For electroporation-based therapies, accurate modeling of the electric field distribution within the target tissue is important for predicting the treatment volume. In response to conventional, unipolar pulses, the electrical impedance of a tissue varies as a function of the local electric field, leading to a redistribution of the field. These dynamic impedance changes, which depend on the tissue type and the applied electric field, need to be quantified a priori, making mathematical modeling complicated.

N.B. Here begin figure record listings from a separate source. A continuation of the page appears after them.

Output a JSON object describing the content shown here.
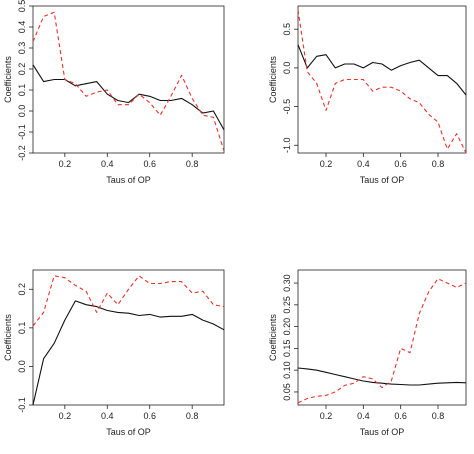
{
  "colors": {
    "series_black": "#111111",
    "series_red": "#e8332a",
    "axis": "#222222"
  },
  "chart_data": [
    {
      "type": "line",
      "xlabel": "Taus of OP",
      "ylabel": "Coefficients",
      "xlim": [
        0.05,
        0.95
      ],
      "ylim": [
        -0.2,
        0.5
      ],
      "xticks": [
        0.2,
        0.4,
        0.6,
        0.8
      ],
      "yticks": [
        -0.2,
        -0.1,
        0.0,
        0.1,
        0.2,
        0.3,
        0.4,
        0.5
      ],
      "series": [
        {
          "style": "solid",
          "color": "#111111",
          "x": [
            0.05,
            0.1,
            0.15,
            0.2,
            0.25,
            0.3,
            0.35,
            0.4,
            0.45,
            0.5,
            0.55,
            0.6,
            0.65,
            0.7,
            0.75,
            0.8,
            0.85,
            0.9,
            0.95
          ],
          "y": [
            0.22,
            0.14,
            0.15,
            0.15,
            0.12,
            0.13,
            0.14,
            0.08,
            0.05,
            0.04,
            0.08,
            0.07,
            0.05,
            0.05,
            0.06,
            0.03,
            -0.01,
            0.0,
            -0.09
          ]
        },
        {
          "style": "dashed",
          "color": "#e8332a",
          "x": [
            0.05,
            0.1,
            0.15,
            0.2,
            0.25,
            0.3,
            0.35,
            0.4,
            0.45,
            0.5,
            0.55,
            0.6,
            0.65,
            0.7,
            0.75,
            0.8,
            0.85,
            0.9,
            0.95
          ],
          "y": [
            0.33,
            0.45,
            0.47,
            0.15,
            0.13,
            0.07,
            0.09,
            0.1,
            0.03,
            0.03,
            0.08,
            0.04,
            -0.02,
            0.07,
            0.17,
            0.06,
            -0.02,
            -0.03,
            -0.19
          ]
        }
      ]
    },
    {
      "type": "line",
      "xlabel": "Taus of OP",
      "ylabel": "Coefficients",
      "xlim": [
        0.05,
        0.95
      ],
      "ylim": [
        -1.1,
        0.8
      ],
      "xticks": [
        0.2,
        0.4,
        0.6,
        0.8
      ],
      "yticks": [
        -1.0,
        -0.5,
        0.0,
        0.5
      ],
      "series": [
        {
          "style": "solid",
          "color": "#111111",
          "x": [
            0.05,
            0.1,
            0.15,
            0.2,
            0.25,
            0.3,
            0.35,
            0.4,
            0.45,
            0.5,
            0.55,
            0.6,
            0.65,
            0.7,
            0.75,
            0.8,
            0.85,
            0.9,
            0.95
          ],
          "y": [
            0.3,
            0.0,
            0.15,
            0.17,
            0.0,
            0.05,
            0.05,
            0.0,
            0.07,
            0.05,
            -0.03,
            0.03,
            0.07,
            0.1,
            0.0,
            -0.1,
            -0.1,
            -0.2,
            -0.35
          ]
        },
        {
          "style": "dashed",
          "color": "#e8332a",
          "x": [
            0.05,
            0.1,
            0.15,
            0.2,
            0.25,
            0.3,
            0.35,
            0.4,
            0.45,
            0.5,
            0.55,
            0.6,
            0.65,
            0.7,
            0.75,
            0.8,
            0.85,
            0.9,
            0.95
          ],
          "y": [
            0.75,
            -0.05,
            -0.2,
            -0.55,
            -0.2,
            -0.15,
            -0.15,
            -0.15,
            -0.3,
            -0.25,
            -0.25,
            -0.3,
            -0.4,
            -0.45,
            -0.6,
            -0.7,
            -1.05,
            -0.85,
            -1.1
          ]
        }
      ]
    },
    {
      "type": "line",
      "xlabel": "Taus of OP",
      "ylabel": "Coefficients",
      "xlim": [
        0.05,
        0.95
      ],
      "ylim": [
        -0.1,
        0.25
      ],
      "xticks": [
        0.2,
        0.4,
        0.6,
        0.8
      ],
      "yticks": [
        -0.1,
        0.0,
        0.1,
        0.2
      ],
      "series": [
        {
          "style": "solid",
          "color": "#111111",
          "x": [
            0.05,
            0.1,
            0.15,
            0.2,
            0.25,
            0.3,
            0.35,
            0.4,
            0.45,
            0.5,
            0.55,
            0.6,
            0.65,
            0.7,
            0.75,
            0.8,
            0.85,
            0.9,
            0.95
          ],
          "y": [
            -0.1,
            0.02,
            0.06,
            0.12,
            0.17,
            0.16,
            0.155,
            0.145,
            0.14,
            0.138,
            0.132,
            0.135,
            0.128,
            0.13,
            0.13,
            0.135,
            0.12,
            0.11,
            0.095
          ]
        },
        {
          "style": "dashed",
          "color": "#e8332a",
          "x": [
            0.05,
            0.1,
            0.15,
            0.2,
            0.25,
            0.3,
            0.35,
            0.4,
            0.45,
            0.5,
            0.55,
            0.6,
            0.65,
            0.7,
            0.75,
            0.8,
            0.85,
            0.9,
            0.95
          ],
          "y": [
            0.105,
            0.14,
            0.235,
            0.23,
            0.21,
            0.195,
            0.14,
            0.19,
            0.16,
            0.2,
            0.235,
            0.215,
            0.215,
            0.22,
            0.22,
            0.19,
            0.195,
            0.16,
            0.155
          ]
        }
      ]
    },
    {
      "type": "line",
      "xlabel": "Taus of OP",
      "ylabel": "Coefficients",
      "xlim": [
        0.05,
        0.95
      ],
      "ylim": [
        0.02,
        0.33
      ],
      "xticks": [
        0.2,
        0.4,
        0.6,
        0.8
      ],
      "yticks": [
        0.05,
        0.1,
        0.15,
        0.2,
        0.25,
        0.3
      ],
      "series": [
        {
          "style": "solid",
          "color": "#111111",
          "x": [
            0.05,
            0.1,
            0.15,
            0.2,
            0.25,
            0.3,
            0.35,
            0.4,
            0.45,
            0.5,
            0.55,
            0.6,
            0.65,
            0.7,
            0.75,
            0.8,
            0.85,
            0.9,
            0.95
          ],
          "y": [
            0.105,
            0.103,
            0.1,
            0.095,
            0.09,
            0.085,
            0.08,
            0.075,
            0.072,
            0.07,
            0.068,
            0.067,
            0.066,
            0.066,
            0.068,
            0.07,
            0.071,
            0.072,
            0.071
          ]
        },
        {
          "style": "dashed",
          "color": "#e8332a",
          "x": [
            0.05,
            0.1,
            0.15,
            0.2,
            0.25,
            0.3,
            0.35,
            0.4,
            0.45,
            0.5,
            0.55,
            0.6,
            0.65,
            0.7,
            0.75,
            0.8,
            0.85,
            0.9,
            0.95
          ],
          "y": [
            0.025,
            0.035,
            0.04,
            0.042,
            0.05,
            0.065,
            0.07,
            0.085,
            0.08,
            0.06,
            0.075,
            0.15,
            0.14,
            0.23,
            0.28,
            0.31,
            0.3,
            0.29,
            0.3
          ]
        }
      ]
    }
  ]
}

Here, it is shown that the impedance changes during high-frequency, bipolar electroporation therapy are reduced, and the electric field distribution can be approximated using the analytical solution to Laplace's equation that is valid for a homogeneous medium of constant conductivity.

METHODS

Two methods were used to examine the agreement between the analytical solution to Laplace's equation and the electric fields generated by 100 µs unipolar pulses and bursts of 1 µs bipolar pulses. First, pulses were applied to potato tuber tissue while an infrared camera was used to monitor the temperature distribution in real-time as a corollary to the electric field distribution. The analytical solution was overlaid on the thermal images for a qualitative assessment of the electric fields. Second, potato ablations were performed and the lesion size was measured along the x- and y-axes. These values were compared to the analytical solution to quantify its ability to predict treatment outcomes. To analyze the dynamic impedance changes due to electroporation at different frequencies, electrical impedance measurements (1 Hz to 1 MHz) were made before and after the treatment of potato tissue.

RESULTS

For high-frequency bipolar burst treatment, the thermal images closely mirrored the constant electric field contours. The potato tissue lesions differed from the analytical solution by 39.7 ± 1.3 % (x-axis) and 6.87 ± 6.26 % (y-axis) for conventional unipolar pulses, and 15.46 ± 1.37 % (x-axis) and 3.63 ± 5.9 % (y-axis) for high- frequency bipolar pulses.

CONCLUSIONS

The electric field distributions due to high-frequency, bipolar electroporation pulses can be closely approximated with the homogeneous analytical solution. This paves way for modeling fields without prior characterization of non-linear tissue properties, and thereby simplifying electroporation procedures.